The rule of law is important and limiting the power of “rulers” to make large sweeping regulations by themselves is important. Agreeing with what they’re trying to do doesn’t make it right. People have been cheering for authoritarianism more and more and it’s disturbing.
When the government wants to fuck us over, think what the NSA has been doing, they won't look for precedents so there's no point in treating every decision they make as a potential sliperry slope.
Covid was/is killing people, vaccines prevent that, so vaccines must be required. Very simple.
This last sentence is such a massive slippery slope that an answer isn’t even necessary.
There's a pretty significant difference between "you may not sell dangerous products" and "you must use X medicine".
Next up, government mandated pedometers with minimum step counts, broccoli consumption, teeth brushing (prevents heart disease that kills people!), flossing, and minimum hours of sleep per night.
Once we've kept the fat, foul-breathed insomniacs out of society, government bans you from going into the wilderness (bears! bee allergies!), driving a car, riding a bike, running with scissors, and using a computer for more than a few hours a day.
Some of these things obviously kill more than others, but heart disease, cancer and "accident" are all leading causes of death in the US, with heart disease and cancer beating out COVID in 2020 and probably 2022.
They don't though.
None of the vaccines prevent transmission - they were never even tested for that.
And only the extremely elderly or obese are in any significant danger of dieing of COVID. If you're not in either of those camps, or have natural immunity the risk is negligible.

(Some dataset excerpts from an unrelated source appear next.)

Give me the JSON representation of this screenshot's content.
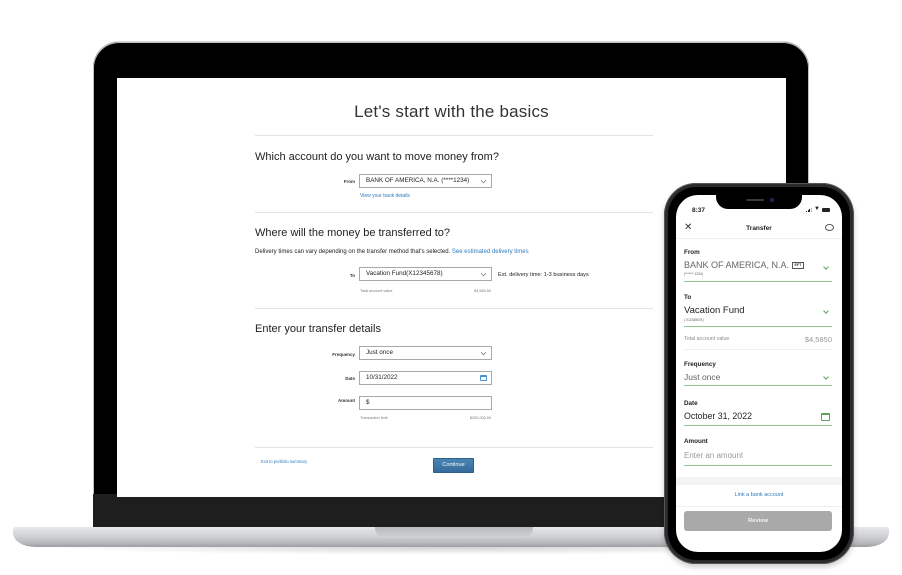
{
  "desktop": {
    "page_title": "Let's start with the basics",
    "from_section": {
      "heading": "Which account do you want to move money from?",
      "from_label": "From",
      "from_value": "BANK OF AMERICA, N.A. (****1234)",
      "bank_details_link": "View your bank details"
    },
    "to_section": {
      "heading": "Where will the money be transferred to?",
      "delivery_note": "Delivery times can vary depending on the transfer method that's selected.",
      "delivery_link": "See estimated delivery times",
      "to_label": "To",
      "to_value": "Vacation Fund(X12345678)",
      "delivery_estimate": "Est. delivery time: 1-3 business days",
      "total_label": "Total account value",
      "total_value": "$4,585.50"
    },
    "details_section": {
      "heading": "Enter your transfer details",
      "frequency_label": "Frequency",
      "frequency_value": "Just once",
      "date_label": "Date",
      "date_value": "10/31/2022",
      "amount_label": "Amount",
      "amount_prefix": "$",
      "limit_label": "Transaction limit",
      "limit_value": "$250,000.00"
    },
    "footer": {
      "exit_link": "Exit to portfolio summary",
      "continue_button": "Continue"
    }
  },
  "mobile": {
    "status_time": "8:37",
    "header_title": "Transfer",
    "from_label": "From",
    "from_value": "BANK OF AMERICA, N.A.",
    "from_badge": "EFT",
    "from_sub": "(******* 1234)",
    "to_label": "To",
    "to_value": "Vacation Fund",
    "to_sub": "( X12345678 )",
    "total_label": "Total account value",
    "total_value": "$4,5850",
    "frequency_label": "Frequency",
    "frequency_value": "Just once",
    "date_label": "Date",
    "date_value": "October 31, 2022",
    "amount_label": "Amount",
    "amount_placeholder": "Enter an amount",
    "link_bank": "Link a bank account",
    "review_button": "Review"
  },
  "colors": {
    "link": "#2f7bbf",
    "primary_button": "#3f78a8",
    "mobile_accent": "#5aa55a",
    "disabled_button": "#a9a9a9"
  }
}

The popular narrative being told to people from all sources was that vaccines were to prevent transmission which was quietly toned down when it turned out not to be true and then people now say things like "we never said that" when nobody mentioned it at all in the beginning that vaccines quite possibly weren't going to prevent disease or transmission.
People just move goal posts, fail to outline risks that don't align with their advice before those risks are undeniable, and generally always pretend they were right all along.
We should not make policy decisions as long as only the elderly and otherwise vulnerable are at risk?
[0]: https://www.statista.com/statistics/1191568/reported-deaths-...
Rights aren’t just for your side.
If you're a libertarian, you vouch for liberties across the board. Not seesawing utter power against the other side every election cycle.